The glowing-sea phenomenon is known as bioluminescence. It’s caused by a tiny critter called Noctiluca scintillans, commonly known as sea sparkle.
What is it?
Noctiluca is a tiny dinoflagellate, a form of plankton too small to see with the naked eye. It exists in the sea nearly worldwide. Like many types of plankton, Noctiluca photosynthesize energy from the sun via by a symbiotic relationship, in this case most commonly with green algae, which is why the light they emit often has a greenish hue.
The bioluminescence is trigged by a mechanical disturbance: wave action, a paddle blade, or a fish swimming through a patch of Noctiluca-dense water. This starts a chemical reaction that releases light through enzymes inside its cells. The more distinct the disturbance, the more sharper the flash.
The adaptive advantage of this light release is the greater mystery. One theory is that the flash startles away predators. Another is that the light actually attracts even bigger predators, which would scare off whatever was a potential threat to the plankton. If this is true, it’s the plankton equivalent of calling the bouncer when there’s a troublesome guy at the bar.
Where to See It
It’s hard to predict the best times and places see bioluminescence, because noctiluca occurs nearly worldwide, and its concentration varies with weather, seasons, and ocean patterns. Some spots, like Bioluminescent Bay in Puerto Rico or the German Bight, are famous for concentrations of sea sparkle. But it’s also a not-uncommon, if less predictable occurrence in many places around the world. Bays with a narrow outlet tend to collect higher concentrations of plankton than those that are flushed by currents, and tend to have more bioluminescence.
When To See It
More important then where is often when. Bioluminescence is mostly a summer phenomenon, when algae blooms often occur. There’s always an element of luck, but look for a new moon and a place with little light pollution: the dark skies will make the glow stand out.
Not So Great For You
Dense concentrations of Noctiluca aren’t great to ingest, as they can be high in ammonia.

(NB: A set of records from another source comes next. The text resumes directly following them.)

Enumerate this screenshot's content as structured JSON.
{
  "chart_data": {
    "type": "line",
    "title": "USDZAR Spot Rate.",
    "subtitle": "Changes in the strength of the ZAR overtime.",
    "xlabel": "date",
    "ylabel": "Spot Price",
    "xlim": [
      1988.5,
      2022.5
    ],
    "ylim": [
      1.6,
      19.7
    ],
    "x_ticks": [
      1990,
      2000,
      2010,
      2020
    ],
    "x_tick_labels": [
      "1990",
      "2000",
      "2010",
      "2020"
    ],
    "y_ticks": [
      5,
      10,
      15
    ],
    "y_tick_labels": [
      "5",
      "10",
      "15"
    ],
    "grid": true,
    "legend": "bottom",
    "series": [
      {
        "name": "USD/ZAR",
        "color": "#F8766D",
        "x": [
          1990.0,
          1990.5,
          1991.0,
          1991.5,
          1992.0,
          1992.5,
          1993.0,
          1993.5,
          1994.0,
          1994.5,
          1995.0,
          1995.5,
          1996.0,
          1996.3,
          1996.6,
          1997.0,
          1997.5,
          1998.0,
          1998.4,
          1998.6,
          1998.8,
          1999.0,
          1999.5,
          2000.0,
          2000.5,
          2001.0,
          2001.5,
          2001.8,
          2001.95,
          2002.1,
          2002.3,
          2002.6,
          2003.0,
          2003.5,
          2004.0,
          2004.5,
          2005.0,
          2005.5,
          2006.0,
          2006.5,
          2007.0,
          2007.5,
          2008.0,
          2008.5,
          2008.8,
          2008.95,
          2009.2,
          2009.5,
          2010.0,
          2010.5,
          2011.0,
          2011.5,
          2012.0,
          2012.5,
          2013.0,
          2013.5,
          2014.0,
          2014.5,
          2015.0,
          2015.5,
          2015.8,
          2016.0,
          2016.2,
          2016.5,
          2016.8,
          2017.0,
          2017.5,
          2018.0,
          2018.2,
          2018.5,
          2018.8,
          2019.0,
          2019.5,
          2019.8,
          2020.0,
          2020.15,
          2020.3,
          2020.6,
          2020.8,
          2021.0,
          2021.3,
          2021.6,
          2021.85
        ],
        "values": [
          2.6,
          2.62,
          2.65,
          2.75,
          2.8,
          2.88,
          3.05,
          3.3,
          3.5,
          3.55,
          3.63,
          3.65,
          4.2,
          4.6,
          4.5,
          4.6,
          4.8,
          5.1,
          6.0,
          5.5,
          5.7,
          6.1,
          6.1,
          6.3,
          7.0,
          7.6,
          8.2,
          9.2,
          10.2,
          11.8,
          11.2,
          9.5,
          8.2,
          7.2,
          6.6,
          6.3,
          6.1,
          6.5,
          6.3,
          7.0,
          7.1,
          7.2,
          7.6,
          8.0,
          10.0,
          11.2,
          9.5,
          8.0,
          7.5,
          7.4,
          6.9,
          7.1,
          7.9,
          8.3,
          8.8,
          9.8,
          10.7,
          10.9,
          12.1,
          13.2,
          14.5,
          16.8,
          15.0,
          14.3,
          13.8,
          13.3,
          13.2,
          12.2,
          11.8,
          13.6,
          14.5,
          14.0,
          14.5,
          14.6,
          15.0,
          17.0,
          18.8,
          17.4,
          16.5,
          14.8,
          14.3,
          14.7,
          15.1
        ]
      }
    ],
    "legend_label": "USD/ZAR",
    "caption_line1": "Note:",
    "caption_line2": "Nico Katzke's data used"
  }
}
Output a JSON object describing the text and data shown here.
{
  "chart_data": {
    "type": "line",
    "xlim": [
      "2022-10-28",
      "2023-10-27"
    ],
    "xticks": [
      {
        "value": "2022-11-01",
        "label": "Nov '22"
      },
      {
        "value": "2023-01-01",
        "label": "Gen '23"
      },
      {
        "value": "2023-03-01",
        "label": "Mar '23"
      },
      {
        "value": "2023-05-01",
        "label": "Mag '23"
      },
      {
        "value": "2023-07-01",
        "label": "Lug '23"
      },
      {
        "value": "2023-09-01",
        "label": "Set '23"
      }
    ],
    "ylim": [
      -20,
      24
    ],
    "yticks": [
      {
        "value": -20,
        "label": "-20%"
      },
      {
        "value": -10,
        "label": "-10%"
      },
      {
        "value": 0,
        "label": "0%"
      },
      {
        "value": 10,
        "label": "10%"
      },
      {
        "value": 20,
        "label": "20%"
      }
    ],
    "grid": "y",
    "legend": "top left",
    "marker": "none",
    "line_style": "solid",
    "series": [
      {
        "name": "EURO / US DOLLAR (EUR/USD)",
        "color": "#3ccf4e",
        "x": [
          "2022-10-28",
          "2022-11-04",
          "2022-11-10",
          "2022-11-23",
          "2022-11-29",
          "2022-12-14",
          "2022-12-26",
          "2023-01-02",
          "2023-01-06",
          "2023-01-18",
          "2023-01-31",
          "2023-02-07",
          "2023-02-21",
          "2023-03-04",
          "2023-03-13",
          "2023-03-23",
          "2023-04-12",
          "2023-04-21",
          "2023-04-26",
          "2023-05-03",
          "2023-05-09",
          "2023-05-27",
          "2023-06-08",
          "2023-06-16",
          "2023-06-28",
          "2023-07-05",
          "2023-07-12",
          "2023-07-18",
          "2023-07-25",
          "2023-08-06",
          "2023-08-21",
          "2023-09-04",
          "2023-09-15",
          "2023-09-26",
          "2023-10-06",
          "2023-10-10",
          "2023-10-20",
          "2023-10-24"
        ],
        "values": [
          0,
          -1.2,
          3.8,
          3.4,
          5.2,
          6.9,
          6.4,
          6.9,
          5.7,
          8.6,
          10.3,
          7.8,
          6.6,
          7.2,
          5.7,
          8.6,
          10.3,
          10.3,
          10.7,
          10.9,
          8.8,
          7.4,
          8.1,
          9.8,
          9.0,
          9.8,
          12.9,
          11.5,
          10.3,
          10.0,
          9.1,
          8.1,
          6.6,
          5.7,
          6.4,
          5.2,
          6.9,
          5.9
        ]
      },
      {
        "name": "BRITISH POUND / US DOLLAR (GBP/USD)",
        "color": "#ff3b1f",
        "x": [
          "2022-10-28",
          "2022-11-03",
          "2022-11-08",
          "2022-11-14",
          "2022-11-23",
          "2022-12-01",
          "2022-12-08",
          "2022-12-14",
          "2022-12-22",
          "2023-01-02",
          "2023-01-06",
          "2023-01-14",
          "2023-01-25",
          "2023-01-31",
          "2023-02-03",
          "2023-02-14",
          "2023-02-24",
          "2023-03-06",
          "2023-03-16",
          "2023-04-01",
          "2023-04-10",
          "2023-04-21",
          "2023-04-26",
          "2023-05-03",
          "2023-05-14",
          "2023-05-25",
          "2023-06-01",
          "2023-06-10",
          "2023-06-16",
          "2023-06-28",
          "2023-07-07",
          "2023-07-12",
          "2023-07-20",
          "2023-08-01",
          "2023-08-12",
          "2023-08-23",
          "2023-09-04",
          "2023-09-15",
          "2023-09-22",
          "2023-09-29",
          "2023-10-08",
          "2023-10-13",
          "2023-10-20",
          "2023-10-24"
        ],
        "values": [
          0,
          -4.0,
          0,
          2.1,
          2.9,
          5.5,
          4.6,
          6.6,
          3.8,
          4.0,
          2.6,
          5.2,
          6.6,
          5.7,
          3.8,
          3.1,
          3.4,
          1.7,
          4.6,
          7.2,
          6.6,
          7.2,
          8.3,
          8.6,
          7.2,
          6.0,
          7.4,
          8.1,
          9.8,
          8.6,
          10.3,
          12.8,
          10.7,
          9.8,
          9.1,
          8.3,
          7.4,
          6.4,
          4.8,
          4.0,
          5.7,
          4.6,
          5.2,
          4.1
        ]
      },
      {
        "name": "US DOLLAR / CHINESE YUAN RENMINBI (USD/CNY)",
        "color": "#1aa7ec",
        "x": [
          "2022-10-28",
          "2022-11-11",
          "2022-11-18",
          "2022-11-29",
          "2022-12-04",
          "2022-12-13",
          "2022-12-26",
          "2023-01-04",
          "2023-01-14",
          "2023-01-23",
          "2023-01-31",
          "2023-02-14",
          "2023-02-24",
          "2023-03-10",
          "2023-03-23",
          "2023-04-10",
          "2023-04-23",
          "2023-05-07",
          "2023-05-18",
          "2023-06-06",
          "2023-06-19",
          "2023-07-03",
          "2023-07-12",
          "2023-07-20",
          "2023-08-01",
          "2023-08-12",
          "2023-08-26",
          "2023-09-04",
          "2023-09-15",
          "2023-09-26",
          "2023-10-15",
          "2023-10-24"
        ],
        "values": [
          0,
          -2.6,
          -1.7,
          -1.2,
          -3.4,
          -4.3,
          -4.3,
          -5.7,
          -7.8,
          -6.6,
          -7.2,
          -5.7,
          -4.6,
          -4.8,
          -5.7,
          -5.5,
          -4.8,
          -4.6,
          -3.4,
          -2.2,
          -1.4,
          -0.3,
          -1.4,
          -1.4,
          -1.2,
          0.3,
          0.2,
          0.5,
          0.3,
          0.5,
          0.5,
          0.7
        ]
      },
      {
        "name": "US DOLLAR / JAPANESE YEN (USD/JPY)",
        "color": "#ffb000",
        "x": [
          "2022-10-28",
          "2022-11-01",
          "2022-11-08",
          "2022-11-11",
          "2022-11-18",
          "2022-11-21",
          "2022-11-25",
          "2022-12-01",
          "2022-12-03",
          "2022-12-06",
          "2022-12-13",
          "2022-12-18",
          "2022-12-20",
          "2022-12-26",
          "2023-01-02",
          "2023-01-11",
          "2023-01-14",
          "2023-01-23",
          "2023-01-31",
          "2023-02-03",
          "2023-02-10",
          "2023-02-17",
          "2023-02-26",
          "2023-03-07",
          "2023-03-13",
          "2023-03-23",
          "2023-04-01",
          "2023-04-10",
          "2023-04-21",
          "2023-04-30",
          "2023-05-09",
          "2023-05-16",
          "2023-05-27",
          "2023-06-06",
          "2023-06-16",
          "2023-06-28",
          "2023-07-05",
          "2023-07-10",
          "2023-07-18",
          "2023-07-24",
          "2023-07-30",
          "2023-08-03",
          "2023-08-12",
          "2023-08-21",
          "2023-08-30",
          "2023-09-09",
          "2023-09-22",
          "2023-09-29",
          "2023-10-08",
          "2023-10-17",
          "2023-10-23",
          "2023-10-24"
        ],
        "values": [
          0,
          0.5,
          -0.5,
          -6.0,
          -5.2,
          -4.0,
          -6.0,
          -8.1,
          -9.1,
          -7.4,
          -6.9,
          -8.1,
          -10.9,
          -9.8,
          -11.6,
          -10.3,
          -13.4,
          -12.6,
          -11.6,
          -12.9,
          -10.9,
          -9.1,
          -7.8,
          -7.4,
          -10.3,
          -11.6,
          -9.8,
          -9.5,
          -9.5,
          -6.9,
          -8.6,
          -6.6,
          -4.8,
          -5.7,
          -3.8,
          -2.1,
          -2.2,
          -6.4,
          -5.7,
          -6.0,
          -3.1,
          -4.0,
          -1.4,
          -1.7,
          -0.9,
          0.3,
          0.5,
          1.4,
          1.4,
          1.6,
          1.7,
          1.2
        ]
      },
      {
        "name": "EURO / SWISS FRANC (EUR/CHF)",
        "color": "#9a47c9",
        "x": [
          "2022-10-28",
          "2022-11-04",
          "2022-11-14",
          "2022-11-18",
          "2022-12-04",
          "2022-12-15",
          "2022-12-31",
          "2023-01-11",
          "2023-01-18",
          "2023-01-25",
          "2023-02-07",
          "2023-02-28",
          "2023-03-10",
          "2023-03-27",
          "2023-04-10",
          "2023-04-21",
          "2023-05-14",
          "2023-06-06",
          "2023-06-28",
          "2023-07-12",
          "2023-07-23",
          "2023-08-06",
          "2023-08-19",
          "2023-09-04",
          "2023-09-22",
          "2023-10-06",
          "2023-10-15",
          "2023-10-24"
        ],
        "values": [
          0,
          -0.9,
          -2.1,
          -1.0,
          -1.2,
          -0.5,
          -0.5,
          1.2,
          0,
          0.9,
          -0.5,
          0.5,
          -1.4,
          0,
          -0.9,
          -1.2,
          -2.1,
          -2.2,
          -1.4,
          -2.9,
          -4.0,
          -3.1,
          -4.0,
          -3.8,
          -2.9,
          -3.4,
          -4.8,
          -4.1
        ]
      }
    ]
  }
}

It’s great to throw rocks at and paddle through, but not the best for swimming.
It’s Not Just Plankton
Tiny dinoflagellates aren’t the only critters to use bioluminescence. Deep sea Vampire squid have bioluminescent cells on their skin that allow them to turn themselves “on and off”. The anglerfish, also a resident of the extreme depths, uses a bioluminescent “lure” on a slender tendril to “go fishing”. The glowing lure attracts other fish, which the anglerfish promptly gobbles up.